Automate document screening, patient onboarding, data formatting, data enrichment, medical report collection, data sync, document matching, and more with no-code workflows. Just punch in your rules and set it on autopilot mode.

Nanonets workflow
Nanonets workflow

And more. Nanonets is customizable according to your needs and offers white-label OCR software and on-premise or cloud hosting options.

Do you need to extract data from medical reports?

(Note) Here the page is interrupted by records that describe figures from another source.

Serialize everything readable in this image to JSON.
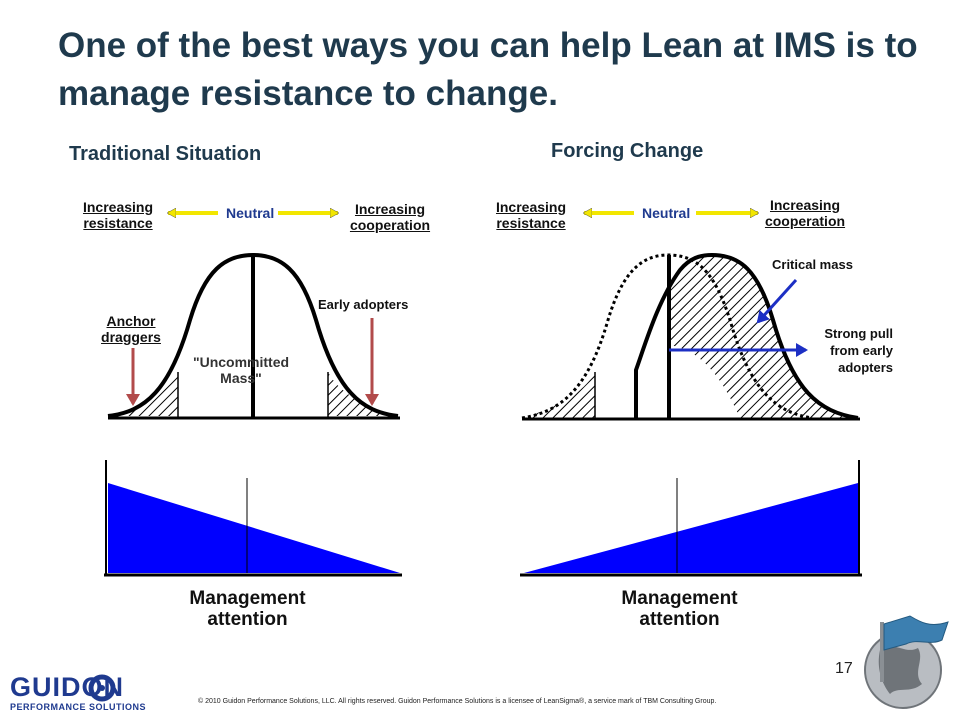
{
  "slide": {
    "title": "One of the best ways you can help Lean at IMS is to manage resistance to change.",
    "page_number": "17",
    "footer": "© 2010 Guidon Performance Solutions, LLC. All rights reserved. Guidon Performance Solutions is a licensee of LeanSigma®, a service mark of TBM Consulting Group."
  },
  "left_panel": {
    "heading": "Traditional Situation",
    "increasing_resistance_1": "Increasing",
    "increasing_resistance_2": "resistance",
    "neutral": "Neutral",
    "increasing_cooperation_1": "Increasing",
    "increasing_cooperation_2": "cooperation",
    "anchor_1": "Anchor",
    "anchor_2": "draggers",
    "uncommitted_1": "\"Uncommitted",
    "uncommitted_2": "Mass\"",
    "early_adopters": "Early adopters",
    "mgmt_1": "Management",
    "mgmt_2": "attention"
  },
  "right_panel": {
    "heading": "Forcing Change",
    "increasing_resistance_1": "Increasing",
    "increasing_resistance_2": "resistance",
    "neutral": "Neutral",
    "increasing_cooperation_1": "Increasing",
    "increasing_cooperation_2": "cooperation",
    "critical_mass": "Critical mass",
    "strong_pull_1": "Strong pull",
    "strong_pull_2": "from early",
    "strong_pull_3": "adopters",
    "mgmt_1": "Management",
    "mgmt_2": "attention"
  },
  "logo": {
    "brand": "GUIDON",
    "tagline": "PERFORMANCE SOLUTIONS"
  },
  "colors": {
    "title": "#1f3a4d",
    "attention_fill": "#0000ff",
    "arrow_red": "#b24b4b",
    "arrow_blue": "#1c2fc4",
    "arrow_yellow": "#f2e600"
  }
}
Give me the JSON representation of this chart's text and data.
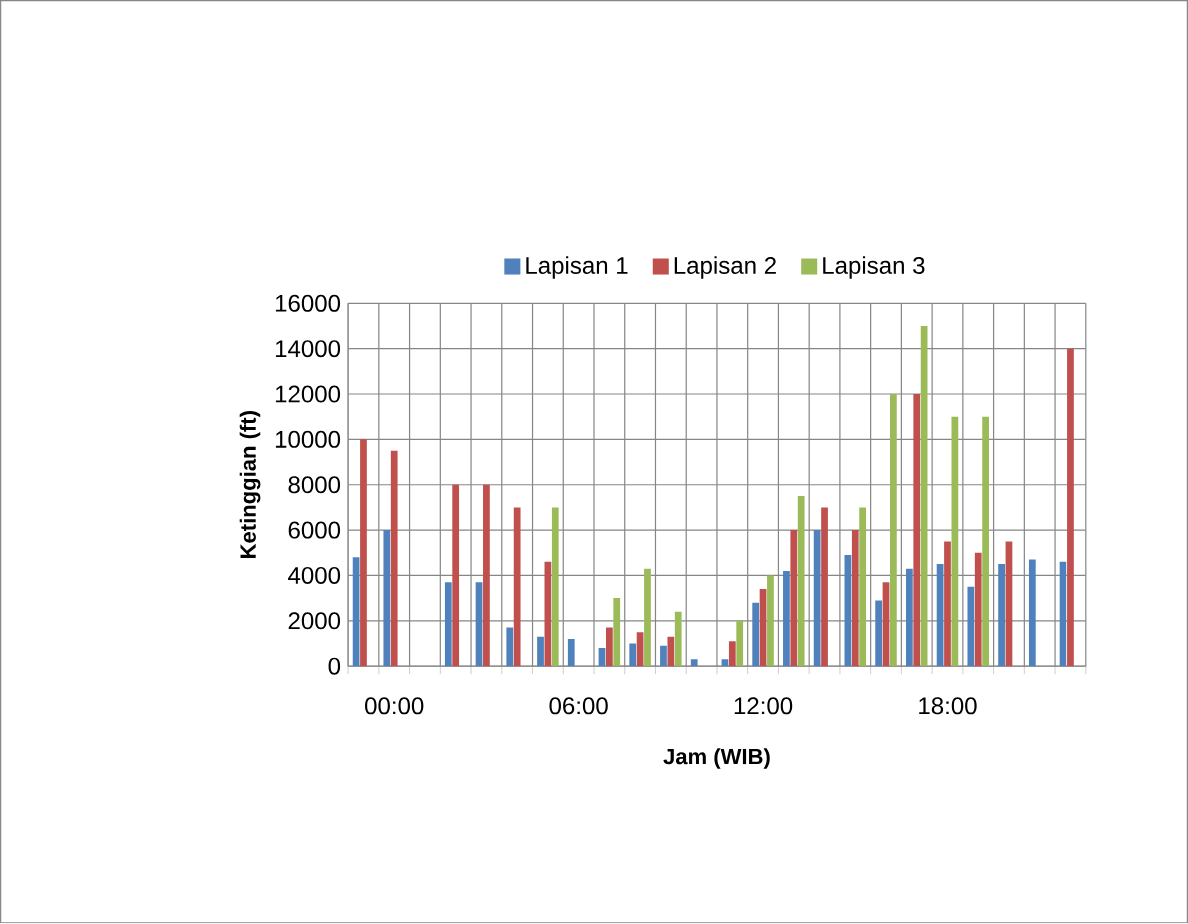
{
  "chart_data": {
    "type": "bar",
    "xlabel": "Jam (WIB)",
    "ylabel": "Ketinggian (ft)",
    "categories": [
      null,
      "00:00",
      null,
      null,
      null,
      null,
      null,
      "06:00",
      null,
      null,
      null,
      null,
      null,
      "12:00",
      null,
      null,
      null,
      null,
      null,
      "18:00",
      null,
      null,
      null,
      null
    ],
    "series": [
      {
        "name": "Lapisan 1",
        "color": "#4f81bd",
        "values": [
          4800,
          6000,
          null,
          3700,
          3700,
          1700,
          1300,
          1200,
          800,
          1000,
          900,
          300,
          300,
          2800,
          4200,
          6000,
          4900,
          2900,
          4300,
          4500,
          3500,
          4500,
          4700,
          4600
        ]
      },
      {
        "name": "Lapisan 2",
        "color": "#c0504d",
        "values": [
          10000,
          9500,
          null,
          8000,
          8000,
          7000,
          4600,
          null,
          1700,
          1500,
          1300,
          null,
          1100,
          3400,
          6000,
          7000,
          6000,
          3700,
          12000,
          5500,
          5000,
          5500,
          null,
          14000
        ]
      },
      {
        "name": "Lapisan 3",
        "color": "#9bbb59",
        "values": [
          null,
          null,
          null,
          null,
          null,
          null,
          7000,
          null,
          3000,
          4300,
          2400,
          null,
          2000,
          4000,
          7500,
          null,
          7000,
          12000,
          15000,
          11000,
          11000,
          null,
          null,
          null
        ]
      }
    ],
    "ylim": [
      0,
      16000
    ],
    "yticks": [
      0,
      2000,
      4000,
      6000,
      8000,
      10000,
      12000,
      14000,
      16000
    ],
    "grid": true,
    "legend": "top"
  }
}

If so, head to Nanonets or schedule a call with our team.

Conclusion

Healthcare documents like medical reports are unstructured documents. In order to realize its full potential in valuable insight extraction, improved healthcare services, quality patient care, and secure data management, medical records need to be converted into a structured format. AI-based OCR software like Nanonets can help healthcare professionals and organizations automate their document processes and improve patient experiences in real-time.


FAQ

What are medical reports?

Medical reports are healthcare documents containing essential patient data like previous illnesses, treatment, health, and more. Medical reports are generated by healthcare organizations to gauge patient health and provide accurate diagnostics. 

Why do you need to extract data from medical reports?

Healthcare organizations need to extract data from medical reports to get a complete understanding of patient’s health, provide proper diagnostics, create healthcare plans, improve their health, and track the results of ongoing medication. In addition, extracting data from medical reports can automate data entry into healthcare systems, streamline insurance processes and automate billing processes. 

What are the different types of medical reports?

There are many different types of medical reports, some of them are:

  • Progress notes
  • Operative reports
  • Imaging reports
  • Pathology reports
  • Discharge summaries

Can you automate medical report data extraction?

Yes, you can automate medical report data extraction using intelligent document processing platforms like Nanonets. Such platforms can automatically upload documents, extract relevant data, update data in your database, and store documents for future reference.